Tuesday, March 31, 2009

G20: the state flexes its muscles

“We are ready to challenge orthodoxy and we foster a spirit of critical enquiry and innovation to achieve our goals.” So reads part of the “Our values” section of the University of East London’s website. Click through to the home page, however, and we learn that the university, which is near the venue for the G20 summit, will be closed for 48 hours from tonight. And the authorities have simply cancelled the Alternative G20 summit scheduled to take place on the campus tomorrow, citing “security concerns” at “such a sensitive time”.

As usual, the reasons cited for this draconian attack on democratic liberties are only remotely connected to the real thinking behind the decision by UEL’s “corporate management team”. The website claims that “uncertainty about transport and possible disruption around the G20 Summit at Excel” is the cause for the campus shutdown– as if anyone seriously believes that this is a valid excuse for shutting a whole university down and cancelling a conference that had attracted a wide range of academics, writers and activists to debate the notion that another world is possible.

A protest petition calling on UEL to reverse its decision, notes: “The past three decades have seen public spaces such as universities hollowed out by the state and by corporations, as more and more of our common resources are transformed into sterile commodities, valued only in cash terms.

“In universities this has led to a policy regime which increasingly sees ‘employability’ in the ‘creative industries’ or in ‘business and finance’ as the only benchmark of success by which a university education can be judged; which sees research separated from teaching; which sees ‘knowledge transfer’ to the commercial sector as the only legitimate destination for the fruits of inquiry.”

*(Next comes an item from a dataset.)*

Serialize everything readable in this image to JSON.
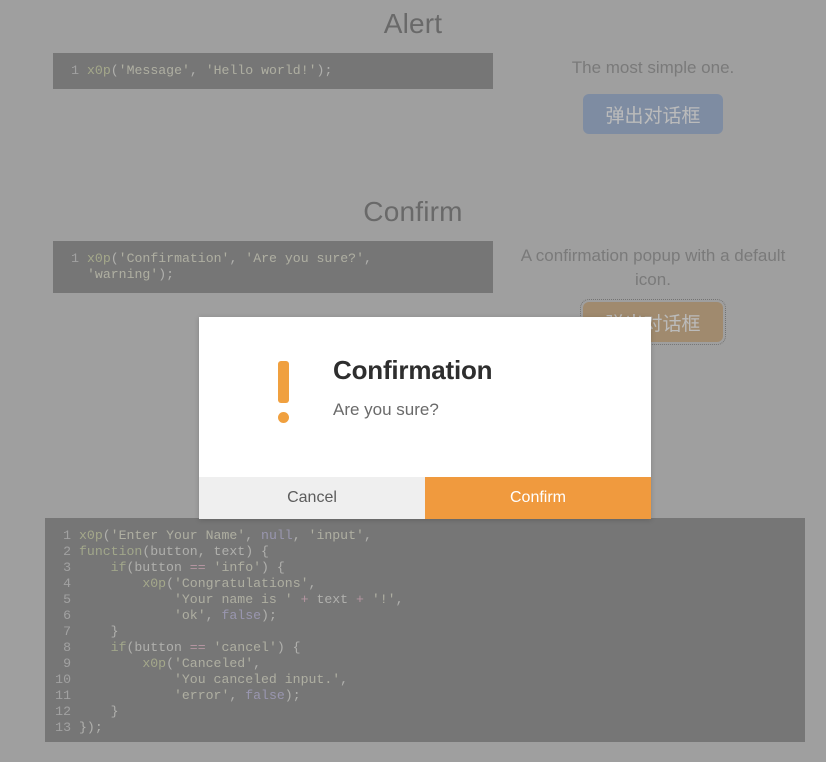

The petition insists correctly that there “is a deep connection between this process and the ones that have led the world to its current state of social and economic injustice and climate chaos”. Breaking this relationship “ cannot be done if spaces for debate, questioning and social invention are closed down”. None of this is likely to cut any ice with UEL’s authorities, who are an adjunct of the state. They have undoubtedly been lent on by the police and the Home Office and quickly jumped to. Gordon Brown’s meaningless showpiece summit must take place without any disruption, protected by hundreds of armed police and soldiers. Such is the popularity of the leaders of global capitalism that they can only meet in a sterile zone, physically as well as mentally.

As British “democracy” swings into action, residents near the summit venue in east London are also facing arbitrary action by the authorities. Here the police have taken it upon themselves to demand photo ID before people are allowed to reach their own homes near the summit.

The police have no lawful authority for doing this – but, hell, those world leaders are too important to let the rule of law and other niceties stand in the way. One of a series of angry (and amusing) responses included this from James Elliott: “If the police have no legal right to demand ID, should not our Home Secretary drag herself away from her taxpayer provided TV and get the Met's house in order. No doubt the G20 requires security measures, but I cannot see why we should tolerate the Met. behaving outside the law.”

What we are witnessing around the G20 summit is the state flexing its muscles for the social unrest that is building as the out-of-control economic and financial crisis takes it toll on people’s lives and aspirations. The future will be decided by whoever holds and deploys state power. At present, this power is in the hands of a minority of economic, financial and political elites, protected by their boot boys. Transforming this relationship to one where the majority hold power has to be our goal.